# Strange Results



## uaplumber (Mar 22, 2009)

One of my guys did a combustion test and found the oxygen levels rose in the heat exchanger to 24.6 ppm. I am going to change the batteries and try again but, is there any reason for it to rise?


----------



## DuMass (Jul 7, 2009)

uaplumber said:


> One of my guys did a combustion test and found the oxygen levels rose in the heat exchanger to 24.6 ppm. I am going to change the batteries and try again but, is there any reason for it to rise?


I'm just wondering if the tech is sure he wasn't reading CO or CO air free ppm?
O2, CO2 and excess air are usually indicated as a percentage [%], not ppm.

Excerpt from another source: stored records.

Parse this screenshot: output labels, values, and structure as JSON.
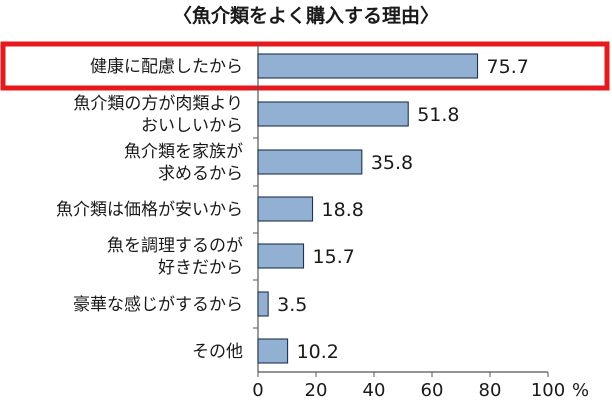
{
  "chart_data": {
    "type": "bar",
    "orientation": "horizontal",
    "title": "〈魚介類をよく購入する理由〉",
    "categories": [
      [
        "健康に配慮したから"
      ],
      [
        "魚介類の方が肉類より",
        "おいしいから"
      ],
      [
        "魚介類を家族が",
        "求めるから"
      ],
      [
        "魚介類は価格が安いから"
      ],
      [
        "魚を調理するのが",
        "好きだから"
      ],
      [
        "豪華な感じがするから"
      ],
      [
        "その他"
      ]
    ],
    "values": [
      75.7,
      51.8,
      35.8,
      18.8,
      15.7,
      3.5,
      10.2
    ],
    "value_labels": [
      "75.7",
      "51.8",
      "35.8",
      "18.8",
      "15.7",
      "3.5",
      "10.2"
    ],
    "xlim": [
      0,
      100
    ],
    "xticks": [
      "0",
      "20",
      "40",
      "60",
      "80",
      "100"
    ],
    "x_unit": "%",
    "highlighted_index": 0,
    "colors": {
      "bar_fill": "#92b1d2",
      "bar_stroke": "#1c3350",
      "highlight_box": "#e8191d",
      "axis": "#555555"
    }
  }
}
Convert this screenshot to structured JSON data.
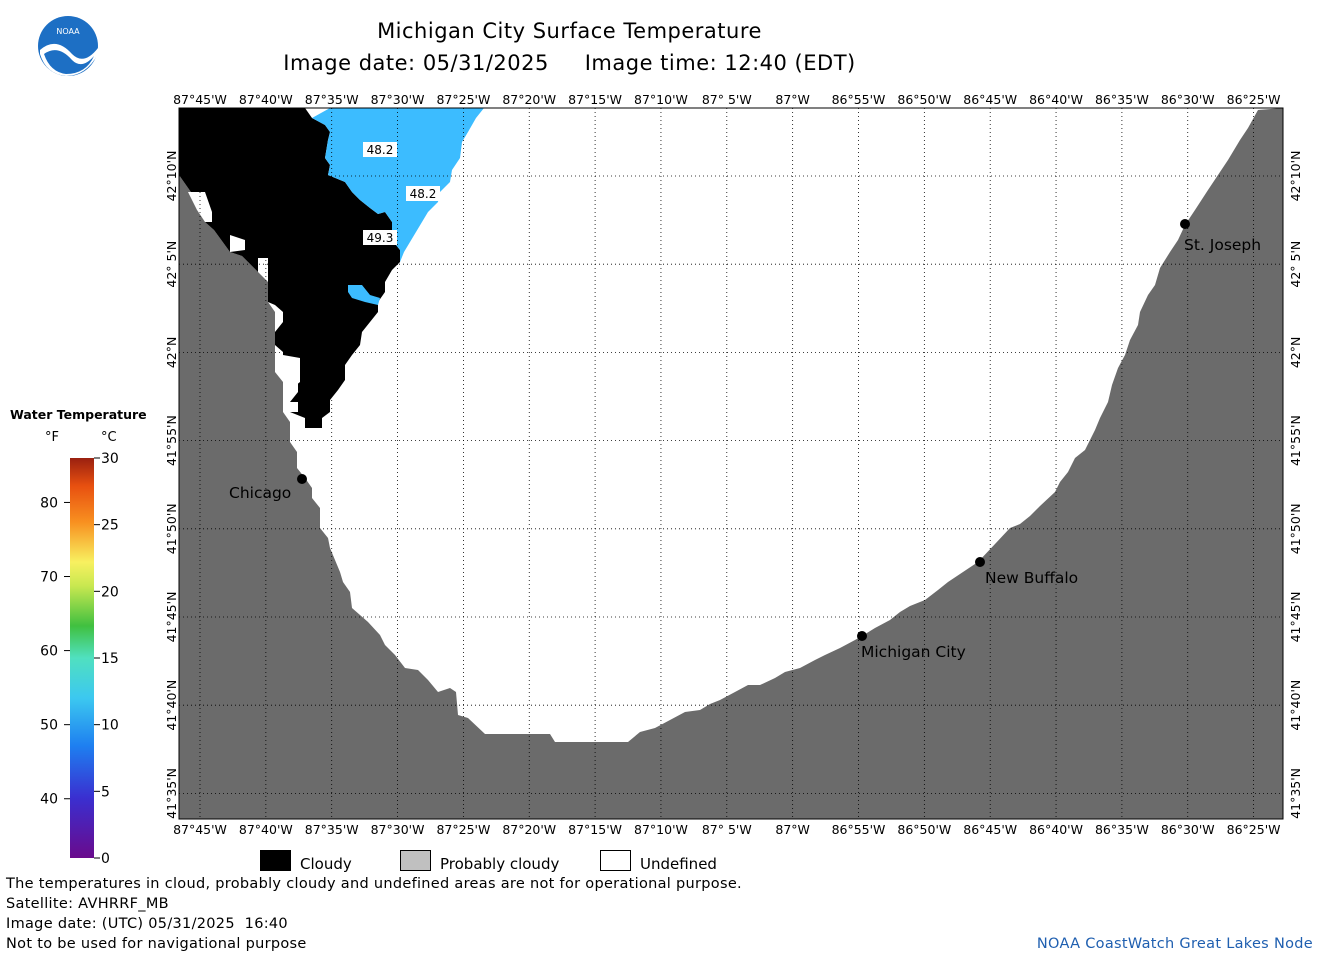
{
  "header": {
    "title": "Michigan City Surface Temperature",
    "image_date_line": "Image date: 05/31/2025     Image time: 12:40 (EDT)",
    "logo_text": "NOAA"
  },
  "map": {
    "lon_labels": [
      "87°45'W",
      "87°40'W",
      "87°35'W",
      "87°30'W",
      "87°25'W",
      "87°20'W",
      "87°15'W",
      "87°10'W",
      "87° 5'W",
      "87°W",
      "86°55'W",
      "86°50'W",
      "86°45'W",
      "86°40'W",
      "86°35'W",
      "86°30'W",
      "86°25'W"
    ],
    "lat_labels": [
      "42°10'N",
      "42° 5'N",
      "42°N",
      "41°55'N",
      "41°50'N",
      "41°45'N",
      "41°40'N",
      "41°35'N"
    ],
    "cities": [
      {
        "name": "Chicago"
      },
      {
        "name": "St. Joseph"
      },
      {
        "name": "New Buffalo"
      },
      {
        "name": "Michigan City"
      }
    ],
    "temp_labels": [
      "48.2",
      "48.2",
      "49.3"
    ],
    "colors": {
      "land": "#6b6b6b",
      "cloud": "#000000",
      "water_temp": "#3cbcff",
      "undefined": "#ffffff"
    }
  },
  "legend": {
    "title": "Water Temperature",
    "unit_f": "°F",
    "unit_c": "°C",
    "f_ticks": [
      "40",
      "50",
      "60",
      "70",
      "80"
    ],
    "c_ticks": [
      "0",
      "5",
      "10",
      "15",
      "20",
      "25",
      "30"
    ],
    "categories": [
      {
        "label": "Cloudy",
        "color": "#000000"
      },
      {
        "label": "Probably cloudy",
        "color": "#c0c0c0"
      },
      {
        "label": "Undefined",
        "color": "#ffffff"
      }
    ]
  },
  "footer": {
    "disclaimer": "The temperatures in cloud, probably cloudy and undefined areas are not for operational purpose.",
    "satellite": "Satellite: AVHRRF_MB",
    "utc_date": "Image date: (UTC) 05/31/2025  16:40",
    "nav_note": "Not to be used for navigational purpose",
    "credit": "NOAA CoastWatch Great Lakes Node"
  }
}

If not, the only thing I can think of as to why it might climb to over 20.9 % would maybe be if the O2 sensor were out of calibration.

Coincidentally, the O2 sensor on my own Bacharach analyzer is now completely dead for the second time in two years. I’ve tried field recalibrating it as per the manual, but it is a lost cause, so it looks like it’s off to the service center… once again. That is… I guess… as long as I can continue to resist the overwhelming urge to smash the frigging thing to pieces with my 4-pound drilling hammer. :001_unsure:


----------



## beenthere (May 30, 2009)

What did you find out.
Was he looking at the % of excess air by mistake?


----------